When determining how to sell a product in the marketplace, there are a number of supply chain options from which to choose, each with its own set of legal implications. However, the primary consideration in determining how to sell a product should be what makes the most sense from a business perspective (for example, if the product requires technical assistance, a large inventory or warranty and other repair work, having these responsibilities outsourced to a distributor may be the most practical solution).
Here is a high-level summary of the available ways to sell product:
Employment Relationship:
Overview. Supplier employs salespeople to sell the product directly to the ultimate customer. The costs and risks associated with this structure are higher, as more resources are needed to implement it. The margin generally is the highest because there is no intermediary.
Compensation. The employee is paid a salary (which may be commission-based).
Credit Risk. Supplier bears the credit risk as to the ultimate customer.
Control. Supplier retains the relationship with the ultimate customer and has complete control of the sales activities, including pricing.
Termination. Termination follows local labor laws. In most states in the United States, the employee may be terminated at will.
Sales Agency Agreement:
Overview. Supplier contracts with an independent contractor, who solicits orders from the ultimate customer. Supplier is able to accept or reject the orders.
Compensation. Supplier pays a commission to the sales representative, which is often a percentage of the invoice value of the accepted orders that the sales representative solicited.
Credit Risk. Supplier bears the credit risk as to the ultimate customer. (If it is unclear if the relationship is one of a distributorship or a sales representative, this factor will likely be determinative.)
Control. Supplier retains nearly-complete control of the sales activities, including pricing. However, the sales representative may have the relationship with the ultimate customer.
Termination. A few jurisdictions have statutory protections against terminating sales representatives, but, in large part, termination is unrestricted by law, provided that the sales representative is paid timely for any outstanding commissions.
Distributor:
Overview. Supplier contracts with a distributor, who purchases the product from the Supplier for re-sale in the contractually-prescribed territory. Many states have statutes requiring that the Supplier compensate a distributor for warranty work done by the distributor at statutorily-prescribed rates.
Compensation. Distributor resells the product at a markup, with such profit being the only compensation.
Credit Risk. Distributor bears the credit risk as to the ultimate customer.
Control. Supplier’s control of the sales activities (including pricing) is limited by antitrust and other principles. Further, the distributor maintains the relationship with the ultimate customer.

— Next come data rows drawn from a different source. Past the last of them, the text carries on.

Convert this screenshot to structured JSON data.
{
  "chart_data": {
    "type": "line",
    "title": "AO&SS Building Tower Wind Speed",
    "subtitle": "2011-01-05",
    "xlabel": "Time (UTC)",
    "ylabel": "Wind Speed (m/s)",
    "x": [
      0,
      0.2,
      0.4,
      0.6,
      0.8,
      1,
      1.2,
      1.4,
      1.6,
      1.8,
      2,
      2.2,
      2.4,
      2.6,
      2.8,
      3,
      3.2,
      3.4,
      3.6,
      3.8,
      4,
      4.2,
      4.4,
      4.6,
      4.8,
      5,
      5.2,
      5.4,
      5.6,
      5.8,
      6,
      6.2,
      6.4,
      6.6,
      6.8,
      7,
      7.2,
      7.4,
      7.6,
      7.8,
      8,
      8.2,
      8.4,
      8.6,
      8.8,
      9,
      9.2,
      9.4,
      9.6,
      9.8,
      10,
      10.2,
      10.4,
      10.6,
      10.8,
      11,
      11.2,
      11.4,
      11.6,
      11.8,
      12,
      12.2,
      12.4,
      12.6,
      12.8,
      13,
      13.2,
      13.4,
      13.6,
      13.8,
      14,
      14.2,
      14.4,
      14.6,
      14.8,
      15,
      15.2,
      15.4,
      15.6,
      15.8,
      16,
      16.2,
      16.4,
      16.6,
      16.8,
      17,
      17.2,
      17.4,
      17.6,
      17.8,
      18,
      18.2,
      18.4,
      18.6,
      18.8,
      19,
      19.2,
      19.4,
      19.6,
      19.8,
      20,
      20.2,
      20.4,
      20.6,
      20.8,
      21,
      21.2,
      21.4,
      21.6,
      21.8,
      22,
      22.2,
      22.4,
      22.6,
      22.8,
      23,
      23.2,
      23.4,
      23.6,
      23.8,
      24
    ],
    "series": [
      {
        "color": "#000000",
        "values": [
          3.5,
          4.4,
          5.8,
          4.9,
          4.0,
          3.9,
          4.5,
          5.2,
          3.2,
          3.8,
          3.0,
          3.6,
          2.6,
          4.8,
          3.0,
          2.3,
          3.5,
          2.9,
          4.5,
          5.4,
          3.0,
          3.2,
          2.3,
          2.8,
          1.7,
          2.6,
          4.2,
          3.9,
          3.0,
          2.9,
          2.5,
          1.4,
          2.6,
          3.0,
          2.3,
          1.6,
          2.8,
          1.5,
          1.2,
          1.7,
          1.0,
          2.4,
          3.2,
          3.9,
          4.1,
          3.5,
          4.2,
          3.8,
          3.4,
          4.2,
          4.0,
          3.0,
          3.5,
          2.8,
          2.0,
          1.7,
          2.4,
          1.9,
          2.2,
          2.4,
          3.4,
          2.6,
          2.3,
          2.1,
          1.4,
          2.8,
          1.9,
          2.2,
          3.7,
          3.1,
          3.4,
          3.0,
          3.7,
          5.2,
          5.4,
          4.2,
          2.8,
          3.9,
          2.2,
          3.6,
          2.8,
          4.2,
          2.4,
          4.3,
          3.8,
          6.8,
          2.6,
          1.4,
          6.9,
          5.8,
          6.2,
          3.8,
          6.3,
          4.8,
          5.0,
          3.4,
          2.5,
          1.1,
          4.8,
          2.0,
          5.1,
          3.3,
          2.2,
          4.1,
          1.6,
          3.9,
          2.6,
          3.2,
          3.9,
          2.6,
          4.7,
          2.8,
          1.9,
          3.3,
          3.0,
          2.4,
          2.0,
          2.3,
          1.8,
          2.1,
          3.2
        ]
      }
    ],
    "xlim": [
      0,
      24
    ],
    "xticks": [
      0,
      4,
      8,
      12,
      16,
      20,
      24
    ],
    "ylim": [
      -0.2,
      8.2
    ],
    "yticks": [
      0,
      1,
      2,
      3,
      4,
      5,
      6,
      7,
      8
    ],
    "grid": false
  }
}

Termination. The termination or non-renewal of a distributor is often restricted by statute (particularly in certain industries, like motor vehicles, industrial or construction equipment, and agricultural equipment), and may require the buy-back of inventory or may prohibit any termination without good cause.
Franchisee:
Overview. Supplier (called the franchisor) contracts with a franchisee, who (i) may purchase product from Supplier for re-sale in the contractually-prescribed territory and/or (ii) operates a local business that, to the outside world, is indistinguishable from Supplier’s locations. This model is a hybrid between a distributorship and a license arrangement, and it involves additional statutorily-prescribed factors (which usually include the payment of a franchise fee by the franchisee to the Supplier and a heavy reliance by the franchisee on the trademarks of Supplier). This model requires franchise disclosures akin to securities offering circulars, and state-by-state registration.
Compensation. Franchisee resells the product at a markup, with such profit generally being the only compensation.
Credit Risk. Franchisee bears the credit risk as to the ultimate customer.
Control. Supplier’s control of the sales activities (including pricing) is limited by antitrust and other principles. The franchisee maintains the relationship with the ultimate customer, although, as a practical matter, the goodwill generated accrues primarily to the supplier. Supplier must also exercise quality control over the franchisee’s operations.
Termination. The termination or non-renewal of a franchise is heavily regulated, making termination difficult in the absence of good cause.
Licensee:
Overview. Supplier (called the licensor) contracts with a licensor, who licenses Supplier’s intellectual property and technology to manufacture and sell the product.
Compensation. Licensee receives the revenue generated from the sales of the licensed product, while Supplier receives a royalty, typically based on the revenue generated from the sales of licensed products.
Credit Risk. The licensee bears the credit risk to the ultimate customer.
Control. Supplier typically has very little control over the sales activities and maintains no relationship with the ultimate customer.
Termination. Unless the licensing relationship also satisfies the elements of a franchise, then issues surrounding term/termination are purely a matter of contract.
Some of the legal relationships described above are more difficult to leave than a marriage. Given this, a supply chain that is carefully and thoughtfully designed on the front-end can save a supplier a great deal of headache (and legal fees) on the back-end.